Friday, 8 August 2025

Avoiding a thing.

I puzzled all afternoon yesterday.  I sat in front of an open door (full screen door) and found that the afternoon air was much less humid and bearable.  It took till mid afternoon for the whole house to air out.  

There was some knitting but no sewing.  However, there will be some level of sewing today.  There has to be.  Sitting contemplating the things in my world this morning, I decided that I am really being silly by not getting the sewing done.  Or even started.  I have no idea why I am avoiding it.  It isn't like dishes, which is a task I loathe.  I like sewing.  I will force myself into the sewing room and will at least get a start. Once that start is underway, I know I will be beguiled by the feel of the fabric.  And the colours, textures, and all the things I can do with it.  

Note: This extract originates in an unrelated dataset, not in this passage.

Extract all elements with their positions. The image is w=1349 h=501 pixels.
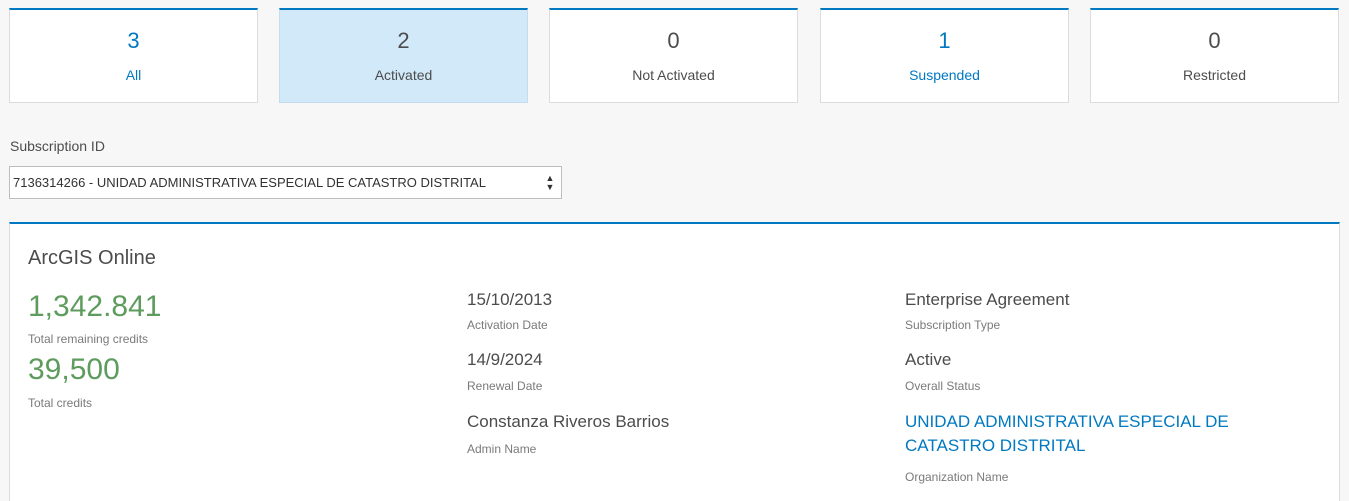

I have been thinking a lot about other things too.  A lot of the Podcasters I watch are working hard to use up their ends and bits left over from projects. I think of my overflowing 2 full bins of yarn  leftovers and my very big bin plus more of fabric scraps.   I would sure like to get the space back that these things are taking, but I have no idea what I want to do with them.  There are a lot of creative things going on out in the world with all those ends and I think I want that creativity more than the projects.  No rush and there will always be more bits.  I just don't want the bits to overwhelm the rest of my lovely things.  

That is where my brain is at today.  I am not allowing myself to take out another puzzle.  I have not yet pulled out any knitting.  I am going to be responsible and hit the sewing room.  

As soon as my phone and headphones are charged.  Yeah.  That's me.  Finding ways to avoid a thing.